В зеркалах, поставленных, как в магазине, отражалось три Мартинеса, а за ним тени и эхо тех, кто надевал костюм до него и ходил глядеть на сверкающий мир. В блестящей глади зеркал Мартинес увидел огромность того, что они переживали, и глаза его наполнились слезами. Другие тоже заморгали. Мартинес коснулся зеркал. Они задрожали. Мартинес увидел тысячу, миллион Мартинесов в белоснежных одеяниях, проходящих через вечность, еще и еще раз отраженных в ней, не исчезающих и нескончаемых.

Он поднял белый пиджак в воздух. В оцепенении остальные не сразу сообразили, чья грязная рука протянулась к нему.

А затем:

— Ваменос!

— Свинья!

— Ты даже не умылся! — закричал Гомес — И не побрился, пока ждал. Compadres, в ванну его!

— В ванну! — закричали все.

— Нет! — завопил Ваменос. — Ночной воздух, я заболею!
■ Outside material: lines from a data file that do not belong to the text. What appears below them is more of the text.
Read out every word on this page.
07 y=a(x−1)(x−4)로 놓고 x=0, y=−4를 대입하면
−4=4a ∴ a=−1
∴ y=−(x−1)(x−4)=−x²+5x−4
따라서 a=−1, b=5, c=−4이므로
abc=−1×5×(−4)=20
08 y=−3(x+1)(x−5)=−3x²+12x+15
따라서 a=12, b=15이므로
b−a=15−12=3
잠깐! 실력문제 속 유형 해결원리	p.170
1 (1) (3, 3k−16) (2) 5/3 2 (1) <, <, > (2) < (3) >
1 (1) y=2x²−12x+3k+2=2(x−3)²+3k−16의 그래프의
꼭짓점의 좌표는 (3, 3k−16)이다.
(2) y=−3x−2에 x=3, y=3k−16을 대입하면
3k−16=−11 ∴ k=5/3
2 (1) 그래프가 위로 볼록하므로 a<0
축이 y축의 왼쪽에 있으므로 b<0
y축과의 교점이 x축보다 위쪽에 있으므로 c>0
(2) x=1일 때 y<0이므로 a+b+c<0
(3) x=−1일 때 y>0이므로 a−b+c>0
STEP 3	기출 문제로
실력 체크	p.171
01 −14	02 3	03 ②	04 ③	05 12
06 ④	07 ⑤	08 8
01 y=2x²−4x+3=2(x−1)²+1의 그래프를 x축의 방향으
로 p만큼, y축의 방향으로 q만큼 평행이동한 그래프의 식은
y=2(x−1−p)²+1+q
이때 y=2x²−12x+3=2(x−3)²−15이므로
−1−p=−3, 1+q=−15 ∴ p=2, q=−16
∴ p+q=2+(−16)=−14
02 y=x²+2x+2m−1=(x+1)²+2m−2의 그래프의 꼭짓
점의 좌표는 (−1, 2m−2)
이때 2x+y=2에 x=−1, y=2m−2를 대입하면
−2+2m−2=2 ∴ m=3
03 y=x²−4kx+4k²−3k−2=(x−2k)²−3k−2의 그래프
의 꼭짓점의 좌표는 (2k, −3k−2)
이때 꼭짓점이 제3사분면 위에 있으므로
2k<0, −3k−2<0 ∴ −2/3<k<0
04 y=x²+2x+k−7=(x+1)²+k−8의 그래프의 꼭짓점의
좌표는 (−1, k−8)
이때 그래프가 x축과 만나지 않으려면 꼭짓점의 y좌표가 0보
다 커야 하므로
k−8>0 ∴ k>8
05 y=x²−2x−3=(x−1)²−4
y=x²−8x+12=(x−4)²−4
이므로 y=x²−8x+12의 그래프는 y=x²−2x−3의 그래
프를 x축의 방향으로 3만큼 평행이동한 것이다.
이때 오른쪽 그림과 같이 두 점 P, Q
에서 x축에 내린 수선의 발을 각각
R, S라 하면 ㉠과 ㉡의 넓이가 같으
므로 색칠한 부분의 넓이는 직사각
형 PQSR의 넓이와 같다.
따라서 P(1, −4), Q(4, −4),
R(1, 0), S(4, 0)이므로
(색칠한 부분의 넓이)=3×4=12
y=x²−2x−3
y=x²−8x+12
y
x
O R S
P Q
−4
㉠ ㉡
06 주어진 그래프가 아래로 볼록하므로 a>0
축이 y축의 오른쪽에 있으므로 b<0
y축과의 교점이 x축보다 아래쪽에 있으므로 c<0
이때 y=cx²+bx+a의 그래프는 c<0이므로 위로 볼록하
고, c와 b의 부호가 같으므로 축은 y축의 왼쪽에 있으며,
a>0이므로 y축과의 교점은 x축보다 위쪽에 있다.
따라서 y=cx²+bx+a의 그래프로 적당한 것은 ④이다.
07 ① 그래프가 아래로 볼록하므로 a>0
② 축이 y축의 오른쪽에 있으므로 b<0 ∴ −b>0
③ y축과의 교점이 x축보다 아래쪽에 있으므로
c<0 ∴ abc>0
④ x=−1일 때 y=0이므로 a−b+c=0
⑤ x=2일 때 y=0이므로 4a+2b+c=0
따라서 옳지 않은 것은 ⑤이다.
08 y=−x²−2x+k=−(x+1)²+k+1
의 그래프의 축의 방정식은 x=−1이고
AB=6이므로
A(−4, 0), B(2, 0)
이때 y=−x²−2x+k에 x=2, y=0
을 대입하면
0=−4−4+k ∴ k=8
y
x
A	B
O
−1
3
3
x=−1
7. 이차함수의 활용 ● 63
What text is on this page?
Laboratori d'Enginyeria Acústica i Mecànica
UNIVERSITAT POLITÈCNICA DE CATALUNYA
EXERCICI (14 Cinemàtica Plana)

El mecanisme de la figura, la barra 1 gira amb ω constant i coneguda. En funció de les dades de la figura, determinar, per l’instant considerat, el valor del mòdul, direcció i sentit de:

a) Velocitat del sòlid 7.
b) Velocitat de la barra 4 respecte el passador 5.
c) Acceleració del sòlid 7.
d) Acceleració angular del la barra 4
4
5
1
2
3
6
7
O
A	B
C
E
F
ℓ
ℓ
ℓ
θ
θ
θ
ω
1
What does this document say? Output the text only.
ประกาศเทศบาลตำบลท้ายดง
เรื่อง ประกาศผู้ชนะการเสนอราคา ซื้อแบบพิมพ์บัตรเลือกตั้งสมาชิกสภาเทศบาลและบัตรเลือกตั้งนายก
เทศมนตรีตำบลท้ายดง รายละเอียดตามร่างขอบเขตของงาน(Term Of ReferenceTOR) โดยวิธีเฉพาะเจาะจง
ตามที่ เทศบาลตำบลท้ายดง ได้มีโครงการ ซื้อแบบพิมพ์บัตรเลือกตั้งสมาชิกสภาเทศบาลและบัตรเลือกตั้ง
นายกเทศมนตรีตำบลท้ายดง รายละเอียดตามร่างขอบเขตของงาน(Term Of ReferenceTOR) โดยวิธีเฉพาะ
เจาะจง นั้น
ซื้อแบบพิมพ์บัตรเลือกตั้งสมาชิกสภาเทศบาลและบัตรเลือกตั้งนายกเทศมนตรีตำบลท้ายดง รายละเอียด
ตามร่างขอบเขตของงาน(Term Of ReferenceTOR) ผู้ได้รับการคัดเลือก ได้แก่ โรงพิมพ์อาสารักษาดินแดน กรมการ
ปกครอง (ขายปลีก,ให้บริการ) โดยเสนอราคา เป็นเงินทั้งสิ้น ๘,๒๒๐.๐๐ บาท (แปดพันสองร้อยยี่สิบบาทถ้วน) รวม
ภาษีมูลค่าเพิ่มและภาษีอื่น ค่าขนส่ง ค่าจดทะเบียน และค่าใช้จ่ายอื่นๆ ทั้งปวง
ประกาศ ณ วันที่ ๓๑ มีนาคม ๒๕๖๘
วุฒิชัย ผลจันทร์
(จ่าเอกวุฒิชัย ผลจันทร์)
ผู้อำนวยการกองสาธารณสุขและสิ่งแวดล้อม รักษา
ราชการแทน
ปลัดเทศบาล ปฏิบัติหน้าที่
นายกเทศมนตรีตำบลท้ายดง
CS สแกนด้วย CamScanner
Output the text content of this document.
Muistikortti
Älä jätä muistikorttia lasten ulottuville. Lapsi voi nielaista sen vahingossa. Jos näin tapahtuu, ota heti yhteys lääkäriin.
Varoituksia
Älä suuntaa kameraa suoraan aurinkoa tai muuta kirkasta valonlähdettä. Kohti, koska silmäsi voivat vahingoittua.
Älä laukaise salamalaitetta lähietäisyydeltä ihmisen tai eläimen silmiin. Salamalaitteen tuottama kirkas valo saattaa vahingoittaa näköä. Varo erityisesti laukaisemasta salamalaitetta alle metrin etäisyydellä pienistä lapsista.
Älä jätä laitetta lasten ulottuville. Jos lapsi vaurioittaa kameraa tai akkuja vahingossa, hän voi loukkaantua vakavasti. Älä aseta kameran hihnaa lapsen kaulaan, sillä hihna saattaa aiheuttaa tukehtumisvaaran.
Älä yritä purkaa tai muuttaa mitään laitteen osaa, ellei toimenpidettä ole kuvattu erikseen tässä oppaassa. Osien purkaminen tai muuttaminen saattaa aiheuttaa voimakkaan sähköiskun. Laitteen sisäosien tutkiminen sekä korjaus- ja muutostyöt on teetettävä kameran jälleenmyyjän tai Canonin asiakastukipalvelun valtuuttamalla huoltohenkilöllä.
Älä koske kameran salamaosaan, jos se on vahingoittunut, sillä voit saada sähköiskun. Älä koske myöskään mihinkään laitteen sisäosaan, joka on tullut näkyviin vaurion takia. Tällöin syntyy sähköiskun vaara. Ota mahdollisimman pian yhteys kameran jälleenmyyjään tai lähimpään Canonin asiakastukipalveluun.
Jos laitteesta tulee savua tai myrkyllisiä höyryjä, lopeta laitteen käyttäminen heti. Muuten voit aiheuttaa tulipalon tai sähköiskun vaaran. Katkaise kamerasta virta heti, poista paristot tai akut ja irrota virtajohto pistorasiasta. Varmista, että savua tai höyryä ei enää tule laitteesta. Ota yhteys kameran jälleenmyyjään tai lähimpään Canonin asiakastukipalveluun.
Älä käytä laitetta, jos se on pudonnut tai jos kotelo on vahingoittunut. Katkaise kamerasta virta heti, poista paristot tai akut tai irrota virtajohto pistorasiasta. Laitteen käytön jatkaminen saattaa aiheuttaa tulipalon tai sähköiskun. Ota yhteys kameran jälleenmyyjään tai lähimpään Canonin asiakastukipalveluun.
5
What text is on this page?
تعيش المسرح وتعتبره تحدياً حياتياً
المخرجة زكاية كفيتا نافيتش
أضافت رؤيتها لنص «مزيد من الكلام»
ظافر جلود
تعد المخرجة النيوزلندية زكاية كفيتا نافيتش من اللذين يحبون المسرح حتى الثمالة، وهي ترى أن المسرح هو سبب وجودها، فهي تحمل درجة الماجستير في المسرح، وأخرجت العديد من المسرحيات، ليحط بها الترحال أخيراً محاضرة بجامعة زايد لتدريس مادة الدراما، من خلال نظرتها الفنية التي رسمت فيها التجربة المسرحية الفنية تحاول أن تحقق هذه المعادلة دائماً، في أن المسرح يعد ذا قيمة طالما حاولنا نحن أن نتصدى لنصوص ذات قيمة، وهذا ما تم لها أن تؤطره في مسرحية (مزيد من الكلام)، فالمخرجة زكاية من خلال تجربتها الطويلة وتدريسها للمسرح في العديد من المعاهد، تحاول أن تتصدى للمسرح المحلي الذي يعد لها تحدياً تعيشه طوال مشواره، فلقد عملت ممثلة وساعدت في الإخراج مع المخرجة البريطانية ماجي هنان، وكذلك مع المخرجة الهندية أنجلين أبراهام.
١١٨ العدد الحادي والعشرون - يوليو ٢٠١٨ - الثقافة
Кричащего Ваменоса поволокли в ванну.

Ваменос был почти неправдоподобен в белом костюме, побритый, причесанный, с чистыми ногтями.

Его друзья мрачно взирали на него.

Ибо разве не верно, думал Мартинес, что, когда идет Ваменос, лавины низвергаются с гор, а когда он проходит по тротуару, обитателям домов хочется плеваться из окон, или выливать помои, или еще хуже. Сегодня, в этот вечер, Ваменос пройдет под тысячами раскрытых окон, балконов, по глухим, темным переулкам. Мир жужжит от мух, а Ваменос похож на свежезамороженный торт.

— Ты действительно здорово выглядишь в этом костюме, Ваменос, — грустно сказал Мануло.

— Спасибо. — Ваменос передернул плечами, чтобы поудобнее чувствовать себя в костюме, в котором только что перебывали все его друзья. Тихим голосом он спросил: — Теперь я могу идти?

— Вильянасул! — сказал Гомес — Запиши-ка ему правила.

Вильянасул послюнил огрызок карандаша.

— Во-первых, — диктовал Гомес, — ты не имеешь права падать в этом костюме, Ваменос.

— Не буду.

— Прислоняться к стенам домов.

— Никаких стен.

— Ходить под деревьями, где гнездятся птицы. Курить. Пить…

— Пожалуйста, — взмолился Ваменос, — можно мне садиться в этом костюме?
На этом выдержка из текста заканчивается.